Specktraumauswärts



– Als Kater hat man manchmal seine Sorgen,

Dann hat man irgendwo sich hingelegt,

Dann denkt man an ein buntgemaltes Morgen

Und möchte sich als Kreatur verborgen

An Katzen, welche Ähnliches bewegt.


Als Kater träumt man dann die schönsten Flausen

Und sieht die ganze Welt aus Speck gemacht,

Und specktraumauswärts hört man Winde brausen

Und Hunde windgejagt durch Straßen sausen

Und wegen Katermobbing vor Gericht gebracht.


Als Kater ist man manchmal Mensch, jawoll!

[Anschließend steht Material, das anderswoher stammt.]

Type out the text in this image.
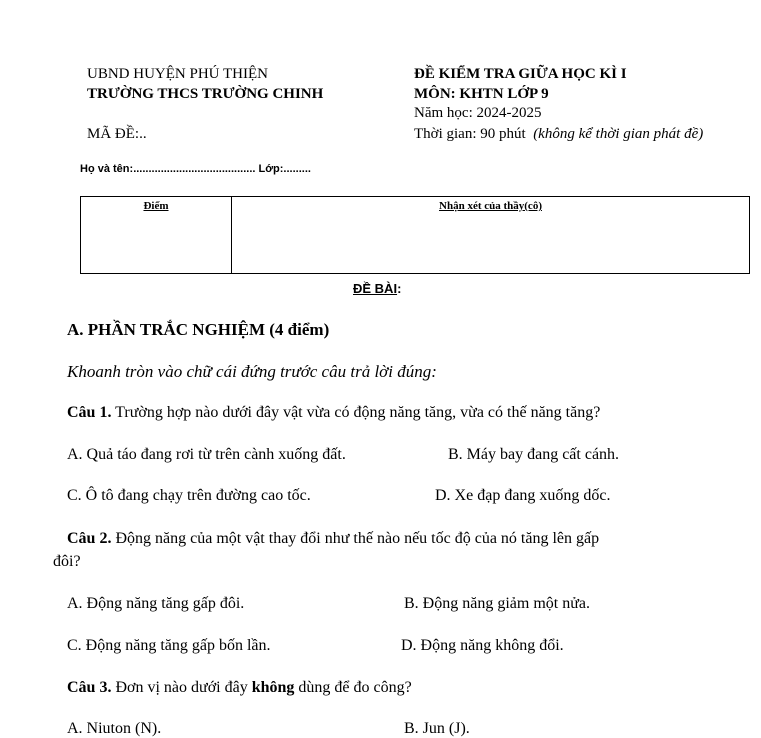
UBND HUYỆN PHÚ THIỆN
TRƯỜNG THCS TRƯỜNG CHINH
MÃ ĐỀ:..
ĐỀ KIỂM TRA GIỮA HỌC KÌ I
MÔN: KHTN LỚP 9
Năm học: 2024-2025
Thời gian: 90 phút (không kể thời gian phát đề)
Họ và tên:........................................ Lớp:.........
Điểm	Nhận xét của thầy(cô)
ĐỀ BÀI:
A. PHẦN TRẮC NGHIỆM (4 điểm)
Khoanh tròn vào chữ cái đứng trước câu trả lời đúng:
Câu 1. Trường hợp nào dưới đây vật vừa có động năng tăng, vừa có thế năng tăng?
A. Quả táo đang rơi từ trên cành xuống đất.	B. Máy bay đang cất cánh.
C. Ô tô đang chạy trên đường cao tốc.	D. Xe đạp đang xuống dốc.
Câu 2. Động năng của một vật thay đổi như thế nào nếu tốc độ của nó tăng lên gấp
đôi?
A. Động năng tăng gấp đôi.	B. Động năng giảm một nửa.
C. Động năng tăng gấp bốn lần.	D. Động năng không đổi.
Câu 3. Đơn vị nào dưới đây không dùng để đo công?
A. Niuton (N).	B. Jun (J).
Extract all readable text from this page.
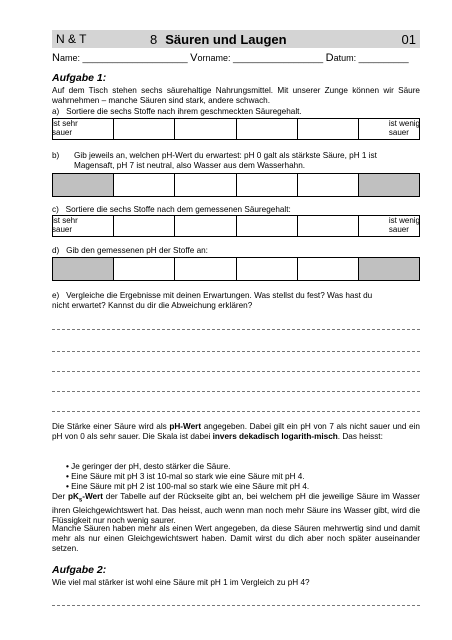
N & T	8 Säuren und Laugen	01
Name: _____________________ Vorname: __________________ Datum: __________
Aufgabe 1:
Auf dem Tisch stehen sechs säurehaltige Nahrungsmittel. Mit unserer Zunge können wir Säure wahrnehmen – manche Säuren sind stark, andere schwach.
a)   Sortiere die sechs Stoffe nach ihrem geschmeckten Säuregehalt.
ist sehr
sauer
ist wenig
sauer
b)	Gib jeweils an, welchen pH-Wert du erwartest: pH 0 galt als stärkste Säure, pH 1 ist
Magensaft, pH 7 ist neutral, also Wasser aus dem Wasserhahn.
c)   Sortiere die sechs Stoffe nach dem gemessenen Säuregehalt:
ist sehr
sauer
ist wenig
sauer
d)   Gib den gemessenen pH der Stoffe an:
e)   Vergleiche die Ergebnisse mit deinen Erwartungen. Was stellst du fest? Was hast du
nicht erwartet? Kannst du dir die Abweichung erklären?
Die Stärke einer Säure wird als pH-Wert angegeben. Dabei gilt ein pH von 7 als nicht sauer und ein pH von 0 als sehr sauer. Die Skala ist dabei invers dekadisch logarith-misch. Das heisst:
• Je geringer der pH, desto stärker die Säure.
• Eine Säure mit pH 3 ist 10-mal so stark wie eine Säure mit pH 4.
• Eine Säure mit pH 2 ist 100-mal so stark wie eine Säure mit pH 4.
Der $pK_s$-Wert der Tabelle auf der Rückseite gibt an, bei welchem pH die jeweilige Säure im Wasser ihren Gleichgewichtswert hat. Das heisst, auch wenn man noch mehr Säure ins Wasser gibt, wird die Flüssigkeit nur noch wenig saurer.
Manche Säuren haben mehr als einen Wert angegeben, da diese Säuren mehrwertig sind und damit mehr als nur einen Gleichgewichtswert haben. Damit wirst du dich aber noch später auseinander setzen.
Aufgabe 2:
Wie viel mal stärker ist wohl eine Säure mit pH 1 im Vergleich zu pH 4?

Mit allem Drum und Dran und Katzenjammer,

Dann hat man ganz die Katerschnauze voll,

Dann geht die Stimmung mächtig gegen Moll,

Dann sucht man einen Liegestuhl und legt sich

Hin. Träumt. Und nichts vom Kater mehr bewegt sich.



– Peter Welk –



 


Im Aufblicken



– eine Gardinenfalte
zieht einen Längsstrich
durch das Bild vorm Fenster:

der Himmel eine Illusion

von zweierlei Blau

am Boden reckt ein blühender Strauch

zum Bleiben verdammt
die ungleichen Flügel



– Christian Fechner –



 


Der Gewissenlose



So ganz ohne Gewissen
hat mich ein Floh gebissen,
gerad ins Schulterblatt.
Dort kann ich mich nicht jucken,
noch nicht mal so weit gucken,
ich bin gleich pappesatt!

Mit gramverzerrten Blicken
verbring ich meinen Rücken
zum alten Vertiko.
Ich reibe Rumpf und Mieder
am Holze auf und nieder
und stöhne Ah! und Oh!

Den linken Schulterflügel
schmückt bald ein arger Hügel,
der groß ist wie ein Hut.
Schon spüre ich ein Kribbeln:
Das Biest fängt an zu trippeln!
Ich atme nicht. Vor Wut!

Gerade will ichs packen,
da springts von meinem Nacken
dem Bello auf den Arsch:
«Oh, magst du Hundekuchen?
Und Nachbars Wuff besuchen?
Jetzt lauf schon, Bello! Marsch!»


– Andrea M. Fruehauf –



 


Reiselust


– Es hat in meinem Denkgerüst 

Sich eine Strebe losgelöst 

Vermutlich bin ich eingedöst 


Es hat in meiner Fantasie 

Sich ein Gedanke aufgemacht 

So völlig frei und ohne Fracht 


Dies hat in meiner Seelenschlucht 

Sich eine Emotion erlaubt
Ich fühle mich wie ausgeraubt 

Sie sind hinaus, wohl in die Welt 

Entschlossen und sehr selbstbewusst 

Es treibt sie meine Reiselust 


Doch würd ich gern auf Straßen, Gleisen 

Mit mir in Summe mal verreisen 



– Volker Teodorczyk –




Kästners Stilblüte



Mein Vater hat gerne Gedichte gelesen

und ab und zu gab er bei Feiern und Festen

auch Verse von Rilke und Kästner zum Besten.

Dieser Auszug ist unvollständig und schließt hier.